PR #3498 added resolveAgentTypes() server-side, but it only runs on writes (POST/PUT to /api/me/member-profile). Rows saved before #3498 never get re-evaluated. The crawler's type-update path at crawler.ts:580 only wrote back when the stored type was missing — once any non-unknown value was set, the row was frozen, so Bidcliq and Swivel (registered as 'buying' while being sales agents) cannot self-correct.

This is the cleanup for Problem 1 in #3538.

Crawler type-update policy (server/src/crawler.ts)

Old: write back only when no stored type and inferred is non-unknown.

New:

  • Promote when stored is missing OR stored is 'unknown' AND inferred is non-unknown. Same intent as before, broadened to cover the 'unknown' case that was previously frozen.
  • Log on disagreement (stored non-unknown ≠ inferred non-unknown). Do NOT auto-flip — single probes can be wrong; auto-flipping would corrupt good rows on a transient bad probe. Operator runs the backfill explicitly to reconcile.

Backfill script (server/scripts/backfill-member-agent-types.ts)

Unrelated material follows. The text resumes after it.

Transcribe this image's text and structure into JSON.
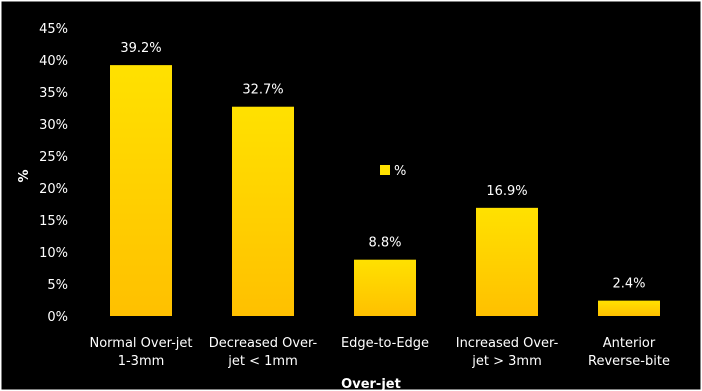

Walks every member_profiles row, calls resolveAgentTypes() on its agents[], writes back any agent whose stored type disagrees with the snapshot's inferred type. Idempotent. Has a --dry-run mode.

Operator runbook

Owner: member-tools / registry oncall. Runs from a workstation with DATABASE_URL set to the target environment (staging first, then prod). The script is read/write — same machine that runs migrations.

Expected diff size today:

  • Bidcliq, Swivel are the known cases: 'buying''sales'. Both are member-registered, both have agent_capabilities_snapshot rows that infer sales. Two flips minimum.
  • Possible additional flips: any other member-registered agent saved before fix(registry): server-side agent-type resolution at registration #3498 whose snapshot disagrees with its stored type. Order of magnitude: < 10 across the current member fleet.
  • If the dry-run reports > 25 flips, stop and investigate before running for real. Something else is going on (probe drift, mass mis-classification, classification-inference change). Operator escalates rather than absorbing the diff.

Where output goes:

  • Stdout from the script — capture to a file for the run record (e.g., 2026-04-29-staging-backfill.log).
  • Paste the captured stdout into a comment on this PR after the staging run, and into the prod-deployment ticket / runbook entry after the prod run.
  • Future audit ("when did Bidcliq flip?") relies on this paper trail until the audit-log table from ops(registry): backfill writes type-reclassification audit log #3550 lands.

Procedure:

# 1. Dry-run on staging
DATABASE_URL=<staging> npx tsx server/scripts/backfill-member-agent-types.ts --dry-run | tee 2026-04-29-staging-dryrun.log

# 2. Eyeball the diff. Expected ≈ Bidcliq + Swivel + 0–8 long-tail.
#    If >25 disagreements or any unexpected agent_url surfaces, STOP.

# 3. Real run on staging
DATABASE_URL=<staging> npx tsx server/scripts/backfill-member-agent-types.ts | tee 2026-04-29-staging-real.log

# 4. Spot-check the public registry — Bidcliq + Swivel render as sales now.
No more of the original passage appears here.